Yo digo como Paco, hace falta unos cuantos jueces como ése en cualquier campo de la sociedad. Abrazos

Es cierto que a simple vista puede parecer una medida injusta y nada razonable, pero estoy de acuerdo en que las normas están para cumplirse o en el caso de esta carrera para asumir las consecuencias si no se hace. Otro debate sería si verdaderamente es peligroso correr con música. A mi me parece una chorrada, yo cuando voy con mp3 oigo perfectamente hasta el jadeo del que se acerca por detrás, como para no oír una ambulancia.

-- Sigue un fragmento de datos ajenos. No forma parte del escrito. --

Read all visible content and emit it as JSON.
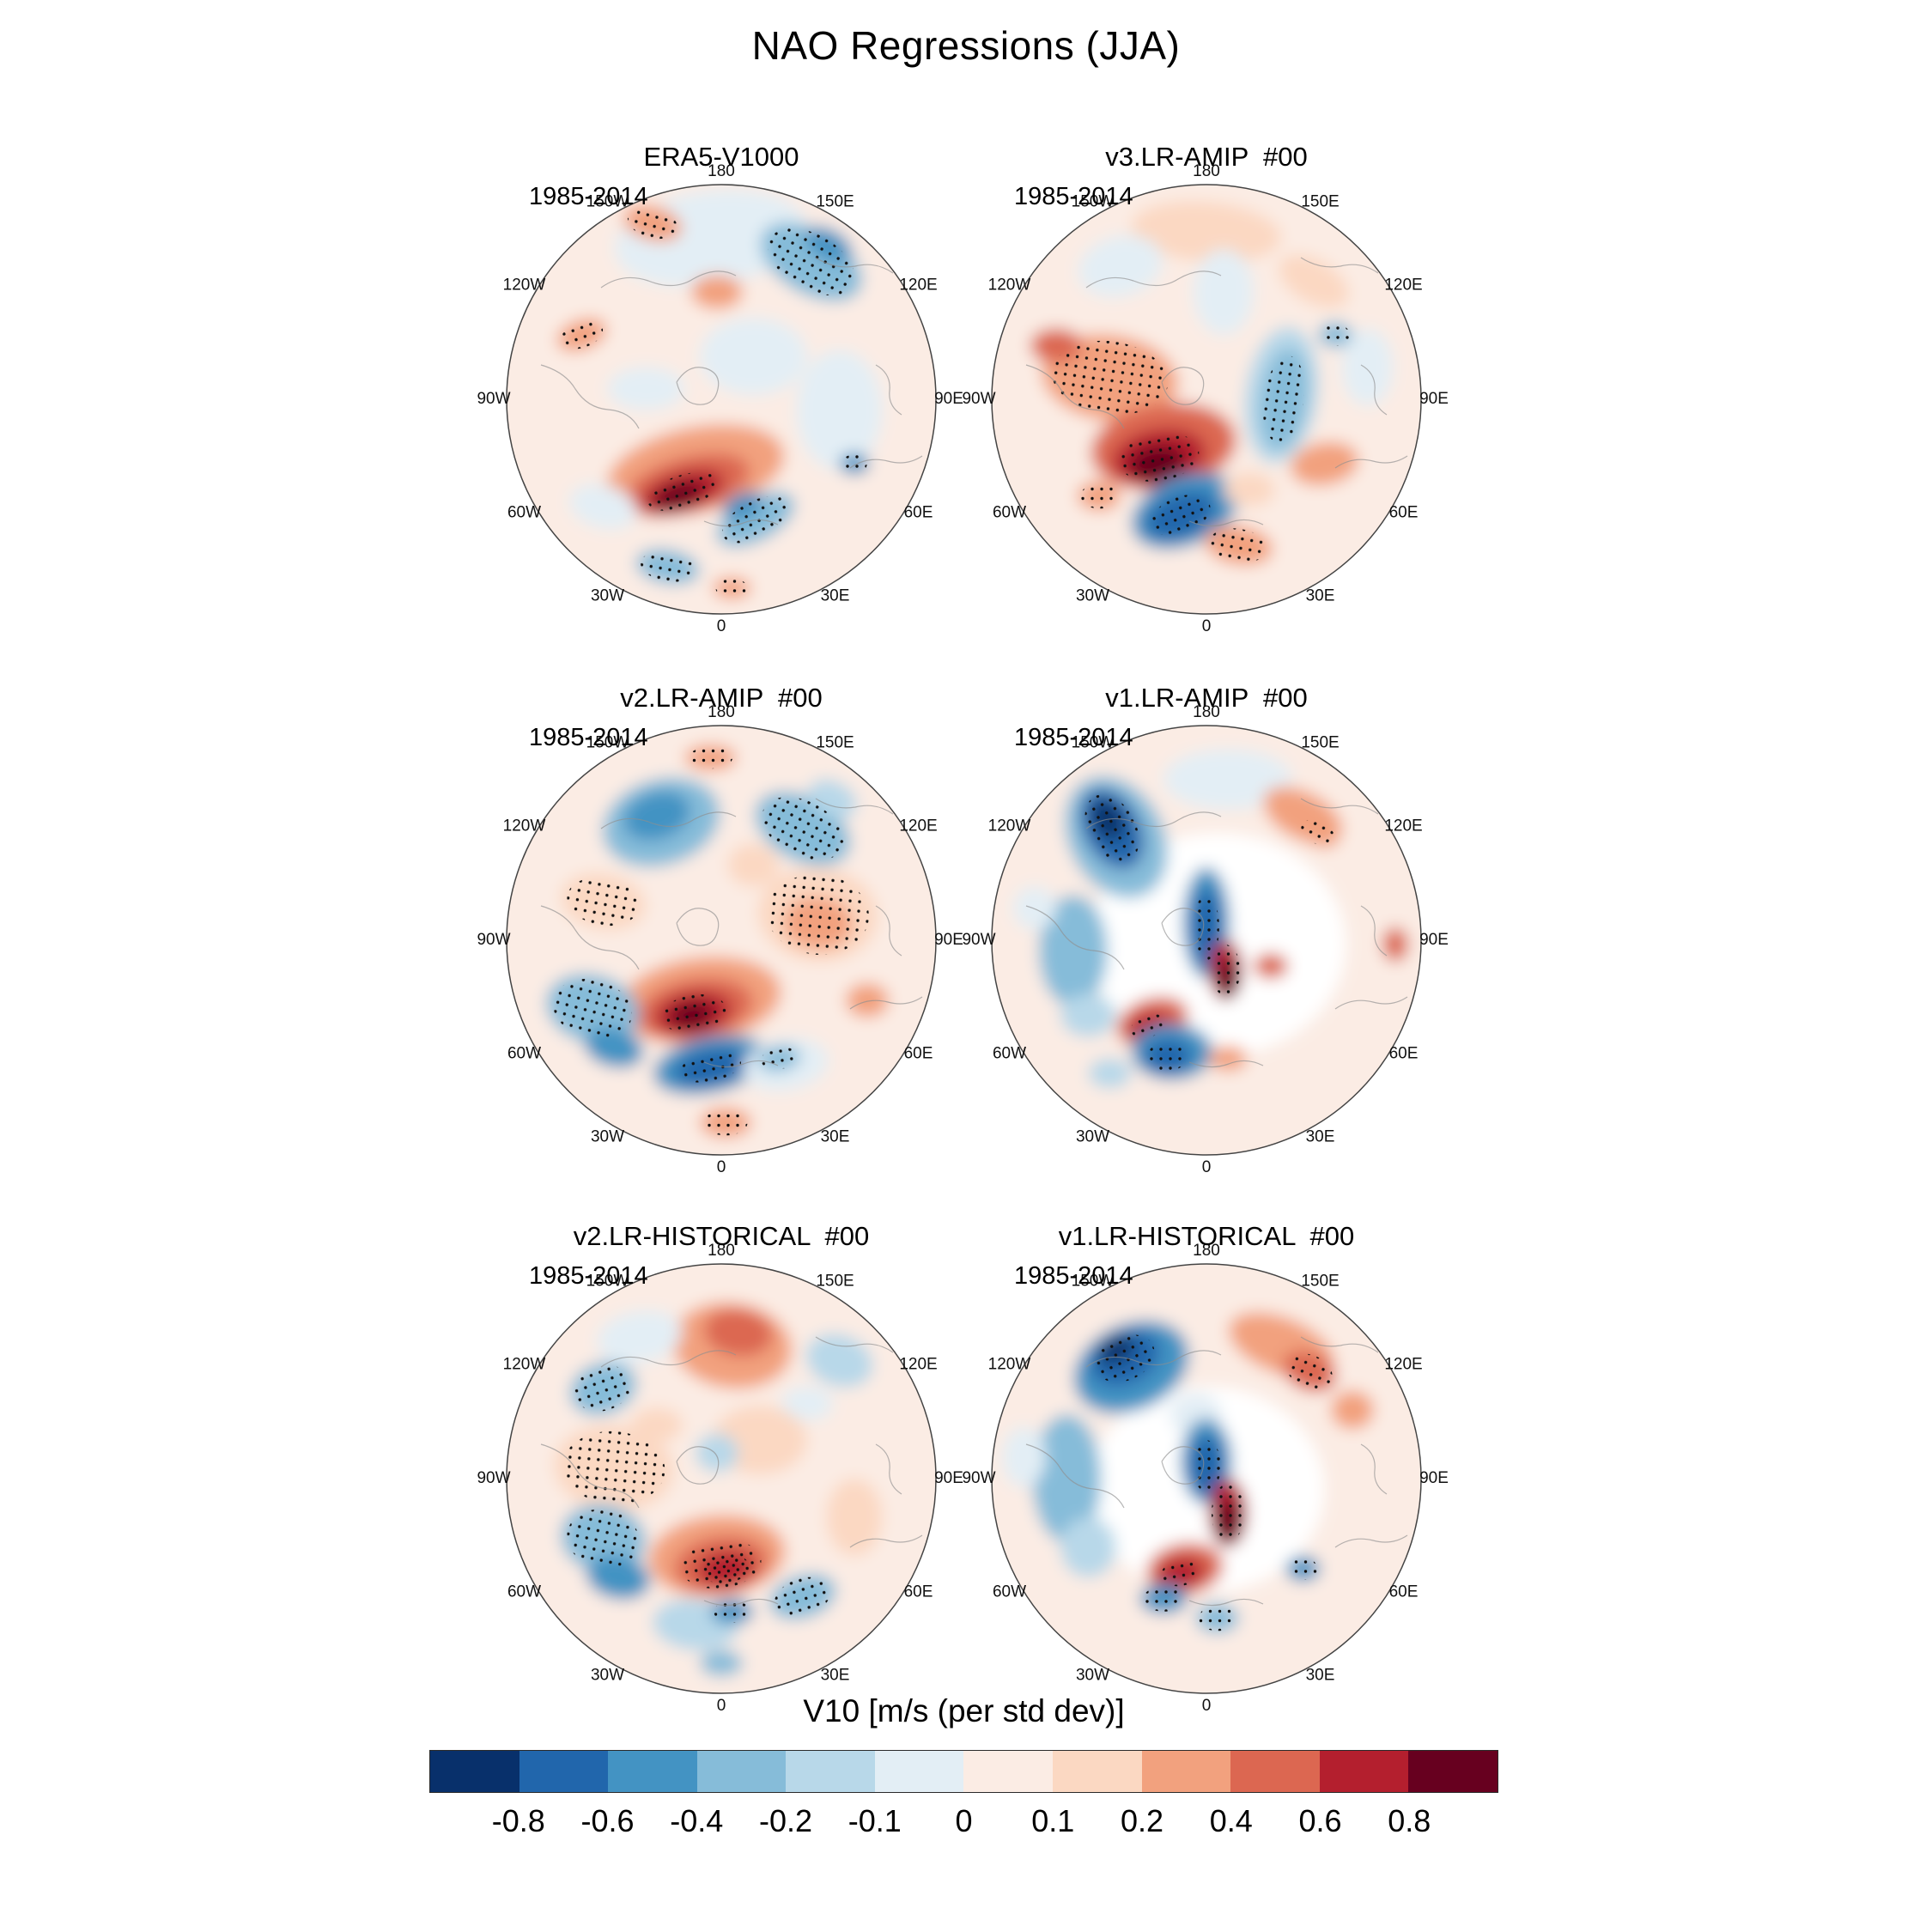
{
  "figure_title": "NAO Regressions (JJA)",
  "lon_labels": [
    "180",
    "150E",
    "120E",
    "90E",
    "60E",
    "30E",
    "0",
    "30W",
    "60W",
    "90W",
    "120W",
    "150W"
  ],
  "colorbar": {
    "label": "V10 [m/s (per std dev)]",
    "tick_labels": [
      "-0.8",
      "-0.6",
      "-0.4",
      "-0.2",
      "-0.1",
      "0",
      "0.1",
      "0.2",
      "0.4",
      "0.6",
      "0.8"
    ],
    "segment_colors": [
      "#08306b",
      "#2166ac",
      "#4393c3",
      "#86bcd9",
      "#b8d8e9",
      "#e3eef5",
      "#fbece4",
      "#fbd8c2",
      "#f2a17e",
      "#dc6751",
      "#b41f2e",
      "#67001f"
    ]
  },
  "panels": [
    {
      "title": "ERA5-V1000",
      "period": "1985-2014",
      "base": 6,
      "blobs": [
        [
          -0.05,
          -0.75,
          0.45,
          0.22,
          -8,
          5,
          0
        ],
        [
          -0.32,
          -0.82,
          0.14,
          0.08,
          15,
          8,
          1
        ],
        [
          0.42,
          -0.64,
          0.26,
          0.15,
          30,
          3,
          1
        ],
        [
          0.5,
          -0.72,
          0.12,
          0.07,
          30,
          2,
          0
        ],
        [
          -0.02,
          -0.5,
          0.12,
          0.08,
          0,
          8,
          0
        ],
        [
          -0.65,
          -0.3,
          0.12,
          0.07,
          -20,
          8,
          1
        ],
        [
          0.15,
          -0.2,
          0.25,
          0.18,
          0,
          5,
          0
        ],
        [
          -0.35,
          -0.05,
          0.18,
          0.1,
          0,
          5,
          0
        ],
        [
          0.55,
          0.05,
          0.2,
          0.28,
          0,
          5,
          0
        ],
        [
          -0.12,
          0.33,
          0.42,
          0.2,
          -12,
          8,
          0
        ],
        [
          -0.16,
          0.4,
          0.3,
          0.13,
          -16,
          9,
          0
        ],
        [
          -0.18,
          0.43,
          0.2,
          0.09,
          -18,
          10,
          1
        ],
        [
          -0.2,
          0.45,
          0.12,
          0.055,
          -18,
          11,
          0
        ],
        [
          0.16,
          0.56,
          0.2,
          0.1,
          -28,
          3,
          1
        ],
        [
          0.1,
          0.5,
          0.1,
          0.06,
          -25,
          2,
          0
        ],
        [
          -0.25,
          0.78,
          0.15,
          0.08,
          10,
          3,
          1
        ],
        [
          0.05,
          0.88,
          0.09,
          0.05,
          0,
          8,
          1
        ],
        [
          0.62,
          0.3,
          0.07,
          0.05,
          0,
          2,
          1
        ],
        [
          -0.55,
          0.5,
          0.16,
          0.1,
          15,
          5,
          0
        ]
      ]
    },
    {
      "title": "v3.LR-AMIP  #00",
      "period": "1985-2014",
      "base": 6,
      "blobs": [
        [
          0.0,
          -0.78,
          0.35,
          0.14,
          5,
          7,
          0
        ],
        [
          -0.4,
          -0.62,
          0.2,
          0.14,
          -15,
          5,
          0
        ],
        [
          0.08,
          -0.5,
          0.14,
          0.2,
          0,
          5,
          0
        ],
        [
          0.5,
          -0.55,
          0.18,
          0.1,
          30,
          7,
          0
        ],
        [
          -0.45,
          -0.1,
          0.32,
          0.2,
          8,
          8,
          1
        ],
        [
          -0.7,
          -0.25,
          0.12,
          0.08,
          0,
          9,
          0
        ],
        [
          0.35,
          -0.02,
          0.17,
          0.32,
          8,
          4,
          0
        ],
        [
          0.36,
          0.0,
          0.11,
          0.24,
          8,
          3,
          1
        ],
        [
          -0.2,
          0.22,
          0.34,
          0.2,
          -8,
          9,
          0
        ],
        [
          -0.22,
          0.27,
          0.22,
          0.13,
          -10,
          10,
          1
        ],
        [
          -0.23,
          0.3,
          0.13,
          0.08,
          -10,
          11,
          0
        ],
        [
          -0.1,
          0.52,
          0.26,
          0.16,
          -22,
          2,
          0
        ],
        [
          -0.12,
          0.54,
          0.17,
          0.1,
          -22,
          1,
          1
        ],
        [
          0.2,
          0.42,
          0.12,
          0.08,
          0,
          7,
          0
        ],
        [
          0.15,
          0.68,
          0.16,
          0.09,
          10,
          8,
          1
        ],
        [
          0.55,
          0.3,
          0.16,
          0.1,
          -10,
          8,
          0
        ],
        [
          0.75,
          -0.15,
          0.12,
          0.18,
          0,
          5,
          0
        ],
        [
          -0.5,
          0.45,
          0.1,
          0.07,
          0,
          8,
          1
        ],
        [
          0.6,
          -0.3,
          0.08,
          0.06,
          0,
          3,
          1
        ]
      ]
    },
    {
      "title": "v2.LR-AMIP  #00",
      "period": "1985-2014",
      "base": 6,
      "blobs": [
        [
          -0.28,
          -0.55,
          0.28,
          0.2,
          -18,
          3,
          0
        ],
        [
          -0.3,
          -0.58,
          0.16,
          0.11,
          -18,
          2,
          0
        ],
        [
          -0.05,
          -0.85,
          0.12,
          0.06,
          0,
          8,
          1
        ],
        [
          0.38,
          -0.52,
          0.24,
          0.15,
          28,
          3,
          1
        ],
        [
          0.52,
          -0.66,
          0.12,
          0.08,
          28,
          4,
          0
        ],
        [
          0.45,
          -0.12,
          0.28,
          0.22,
          5,
          7,
          1
        ],
        [
          0.45,
          -0.08,
          0.16,
          0.12,
          5,
          8,
          0
        ],
        [
          -0.55,
          -0.18,
          0.2,
          0.13,
          10,
          7,
          1
        ],
        [
          0.15,
          -0.35,
          0.12,
          0.1,
          0,
          7,
          0
        ],
        [
          -0.1,
          0.28,
          0.38,
          0.2,
          -8,
          8,
          0
        ],
        [
          -0.12,
          0.32,
          0.27,
          0.14,
          -10,
          9,
          0
        ],
        [
          -0.13,
          0.34,
          0.18,
          0.1,
          -10,
          10,
          1
        ],
        [
          -0.14,
          0.35,
          0.1,
          0.06,
          -10,
          11,
          0
        ],
        [
          -0.05,
          0.58,
          0.27,
          0.13,
          -12,
          2,
          0
        ],
        [
          -0.05,
          0.59,
          0.17,
          0.08,
          -12,
          1,
          1
        ],
        [
          -0.6,
          0.32,
          0.22,
          0.16,
          15,
          3,
          1
        ],
        [
          -0.5,
          0.5,
          0.14,
          0.09,
          15,
          2,
          0
        ],
        [
          0.3,
          0.58,
          0.2,
          0.12,
          -10,
          5,
          0
        ],
        [
          0.27,
          0.55,
          0.1,
          0.06,
          -10,
          3,
          1
        ],
        [
          0.02,
          0.85,
          0.12,
          0.07,
          0,
          8,
          1
        ],
        [
          0.68,
          0.28,
          0.1,
          0.08,
          0,
          8,
          0
        ]
      ]
    },
    {
      "title": "v1.LR-AMIP  #00",
      "period": "1985-2014",
      "base": 6,
      "blobs": [
        [
          0.05,
          0.02,
          0.6,
          0.52,
          0,
          12,
          0
        ],
        [
          -0.42,
          -0.48,
          0.22,
          0.3,
          -28,
          3,
          0
        ],
        [
          -0.44,
          -0.52,
          0.13,
          0.2,
          -28,
          1,
          1
        ],
        [
          -0.46,
          -0.56,
          0.07,
          0.1,
          -28,
          0,
          0
        ],
        [
          0.1,
          -0.75,
          0.3,
          0.14,
          0,
          5,
          0
        ],
        [
          0.45,
          -0.58,
          0.2,
          0.11,
          28,
          8,
          0
        ],
        [
          0.52,
          -0.5,
          0.1,
          0.06,
          28,
          8,
          1
        ],
        [
          0.0,
          -0.08,
          0.11,
          0.26,
          0,
          2,
          0
        ],
        [
          0.0,
          -0.06,
          0.07,
          0.18,
          0,
          1,
          1
        ],
        [
          0.09,
          0.14,
          0.08,
          0.14,
          0,
          10,
          1
        ],
        [
          0.1,
          0.18,
          0.05,
          0.09,
          0,
          11,
          0
        ],
        [
          0.3,
          0.12,
          0.08,
          0.06,
          0,
          9,
          0
        ],
        [
          -0.25,
          0.38,
          0.17,
          0.11,
          -18,
          9,
          0
        ],
        [
          -0.27,
          0.4,
          0.1,
          0.06,
          -18,
          10,
          1
        ],
        [
          -0.16,
          0.52,
          0.19,
          0.13,
          0,
          2,
          0
        ],
        [
          -0.18,
          0.54,
          0.11,
          0.08,
          0,
          1,
          1
        ],
        [
          -0.62,
          0.05,
          0.16,
          0.26,
          0,
          3,
          0
        ],
        [
          -0.55,
          0.35,
          0.13,
          0.1,
          0,
          4,
          0
        ],
        [
          -0.45,
          0.62,
          0.1,
          0.07,
          0,
          4,
          0
        ],
        [
          0.1,
          0.55,
          0.09,
          0.06,
          0,
          8,
          0
        ],
        [
          0.88,
          0.02,
          0.06,
          0.08,
          0,
          9,
          0
        ],
        [
          -0.8,
          -0.15,
          0.1,
          0.1,
          0,
          5,
          0
        ]
      ]
    },
    {
      "title": "v2.LR-HISTORICAL  #00",
      "period": "1985-2014",
      "base": 6,
      "blobs": [
        [
          0.05,
          -0.62,
          0.28,
          0.2,
          8,
          8,
          0
        ],
        [
          0.08,
          -0.68,
          0.16,
          0.11,
          8,
          9,
          0
        ],
        [
          -0.38,
          -0.66,
          0.2,
          0.12,
          -10,
          5,
          0
        ],
        [
          -0.55,
          -0.42,
          0.16,
          0.12,
          -20,
          3,
          1
        ],
        [
          0.55,
          -0.55,
          0.16,
          0.12,
          20,
          4,
          0
        ],
        [
          0.4,
          -0.35,
          0.12,
          0.08,
          0,
          5,
          0
        ],
        [
          -0.5,
          -0.05,
          0.28,
          0.2,
          5,
          7,
          1
        ],
        [
          -0.3,
          -0.25,
          0.12,
          0.08,
          0,
          7,
          0
        ],
        [
          0.18,
          -0.18,
          0.22,
          0.16,
          0,
          7,
          0
        ],
        [
          -0.02,
          -0.12,
          0.1,
          0.09,
          0,
          4,
          0
        ],
        [
          -0.02,
          0.36,
          0.32,
          0.19,
          -6,
          8,
          0
        ],
        [
          0.0,
          0.4,
          0.22,
          0.13,
          -8,
          9,
          1
        ],
        [
          0.02,
          0.42,
          0.13,
          0.08,
          -8,
          10,
          1
        ],
        [
          -0.55,
          0.28,
          0.2,
          0.16,
          12,
          3,
          1
        ],
        [
          -0.48,
          0.46,
          0.15,
          0.1,
          12,
          2,
          0
        ],
        [
          -0.12,
          0.68,
          0.2,
          0.12,
          5,
          4,
          0
        ],
        [
          0.05,
          0.62,
          0.1,
          0.06,
          0,
          2,
          1
        ],
        [
          0.38,
          0.55,
          0.16,
          0.1,
          -18,
          3,
          1
        ],
        [
          0.62,
          0.18,
          0.13,
          0.18,
          0,
          7,
          0
        ],
        [
          0.0,
          0.86,
          0.1,
          0.06,
          0,
          3,
          0
        ]
      ]
    },
    {
      "title": "v1.LR-HISTORICAL  #00",
      "period": "1985-2014",
      "base": 6,
      "blobs": [
        [
          0.0,
          0.05,
          0.55,
          0.48,
          0,
          12,
          0
        ],
        [
          -0.35,
          -0.52,
          0.28,
          0.2,
          -25,
          2,
          0
        ],
        [
          -0.38,
          -0.56,
          0.17,
          0.12,
          -25,
          1,
          1
        ],
        [
          -0.42,
          -0.6,
          0.09,
          0.06,
          -25,
          0,
          0
        ],
        [
          0.35,
          -0.62,
          0.26,
          0.13,
          22,
          8,
          0
        ],
        [
          0.48,
          -0.5,
          0.13,
          0.09,
          22,
          9,
          1
        ],
        [
          0.68,
          -0.32,
          0.1,
          0.09,
          0,
          8,
          0
        ],
        [
          -0.05,
          -0.3,
          0.12,
          0.1,
          0,
          5,
          0
        ],
        [
          0.0,
          -0.08,
          0.12,
          0.2,
          0,
          2,
          0
        ],
        [
          0.0,
          -0.06,
          0.08,
          0.14,
          0,
          1,
          1
        ],
        [
          0.1,
          0.16,
          0.09,
          0.16,
          0,
          10,
          1
        ],
        [
          0.1,
          0.2,
          0.06,
          0.1,
          0,
          11,
          0
        ],
        [
          -0.1,
          0.42,
          0.18,
          0.12,
          -10,
          9,
          0
        ],
        [
          -0.12,
          0.44,
          0.11,
          0.07,
          -10,
          10,
          1
        ],
        [
          -0.2,
          0.56,
          0.11,
          0.07,
          0,
          2,
          1
        ],
        [
          -0.65,
          0.0,
          0.16,
          0.3,
          0,
          3,
          0
        ],
        [
          -0.55,
          0.32,
          0.13,
          0.14,
          0,
          4,
          0
        ],
        [
          0.05,
          0.65,
          0.1,
          0.07,
          0,
          3,
          1
        ],
        [
          0.45,
          0.42,
          0.08,
          0.06,
          0,
          2,
          1
        ],
        [
          -0.85,
          -0.1,
          0.1,
          0.14,
          0,
          5,
          0
        ]
      ]
    }
  ],
  "chart_data": {
    "type": "heatmap",
    "subtype": "north-polar stereographic map grid, 3 rows x 2 columns",
    "figure_title": "NAO Regressions (JJA)",
    "variable": "V10",
    "colorbar_label": "V10 [m/s (per std dev)]",
    "contour_levels": [
      -0.8,
      -0.6,
      -0.4,
      -0.2,
      -0.1,
      0,
      0.1,
      0.2,
      0.4,
      0.6,
      0.8
    ],
    "colormap": "diverging blue-white-red, 12 discrete bins including both extensions",
    "legend_position": "horizontal colorbar at bottom",
    "stippling_meaning": "stippled (dotted) regions mark statistically significant anomalies",
    "longitude_ring_labels": [
      "180",
      "150E",
      "120E",
      "90E",
      "60E",
      "30E",
      "0",
      "30W",
      "60W",
      "90W",
      "120W",
      "150W"
    ],
    "panels": [
      {
        "title": "ERA5-V1000",
        "period": "1985-2014",
        "summary": "strong stippled positive center (>0.8) over the subpolar North Atlantic; stippled negative band over western Europe; stippled negative region over northeast Siberia; weak pale anomalies elsewhere"
      },
      {
        "title": "v3.LR-AMIP  #00",
        "period": "1985-2014",
        "summary": "strong stippled positive center over the subpolar North Atlantic with strong stippled negative center just south of it; broad stippled positive anomalies over northern Canada; negative band over central Siberia"
      },
      {
        "title": "v2.LR-AMIP  #00",
        "period": "1985-2014",
        "summary": "strong stippled positive center over the central North Atlantic; stippled dark negative band to its southeast; broad negatives over the North Pacific sector; stippled weak positives over Siberia"
      },
      {
        "title": "v1.LR-AMIP  #00",
        "period": "1985-2014",
        "summary": "large neutral (white) Arctic interior; strong stippled negative center in the North Pacific sector; narrow negative/positive dipole near Greenland; stippled positive patch over the subpolar Atlantic"
      },
      {
        "title": "v2.LR-HISTORICAL  #00",
        "period": "1985-2014",
        "summary": "stippled positive center over the subpolar North Atlantic; stippled weak positives over northern Canada; stippled negatives over the eastern Pacific and lower-left Atlantic; positive band along the Arctic Siberian coast"
      },
      {
        "title": "v1.LR-HISTORICAL  #00",
        "period": "1985-2014",
        "summary": "large neutral (white) Arctic interior; strong stippled negative center in the North Pacific sector; stippled positive band along the Siberian coast; red/blue dipole near Greenland with stippled positive over the subpolar Atlantic"
      }
    ]
  }
}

Totalmente de acuerdo. Lo malo es cuando se juega con el reglamento. P.e. En los Trails ya ponen Material Recomendado y no Material Obligatorio y en las que lo ponen como obligatorio van y descalifican a alguien y luego se enfadan, si es que ..... Definitivamente soy también de los tontos.

Con este párrafo lo dices todo "Podemos argumentar que es "deporte popular", que "no podemos ser tan estrictos con el corredor aficionado", etc, pero con esos razonamientos sólo estaríamos dando cabida a los de siempre: los listos, y creo que ya tienen bastante como para seguir dándoles cancha...
¿Exagerado?, tal vez, ¿desproporcionado?, puede ser, ¿injusto?... de ninguna manera. Hay un reglamento que está para cumplirse y eso es lo que ha ocurrido."

Y no puedo más que estar totalmente de acuerdo, aunque algunas normas sean un poco ridículas, el reglamento es para cumplirlo.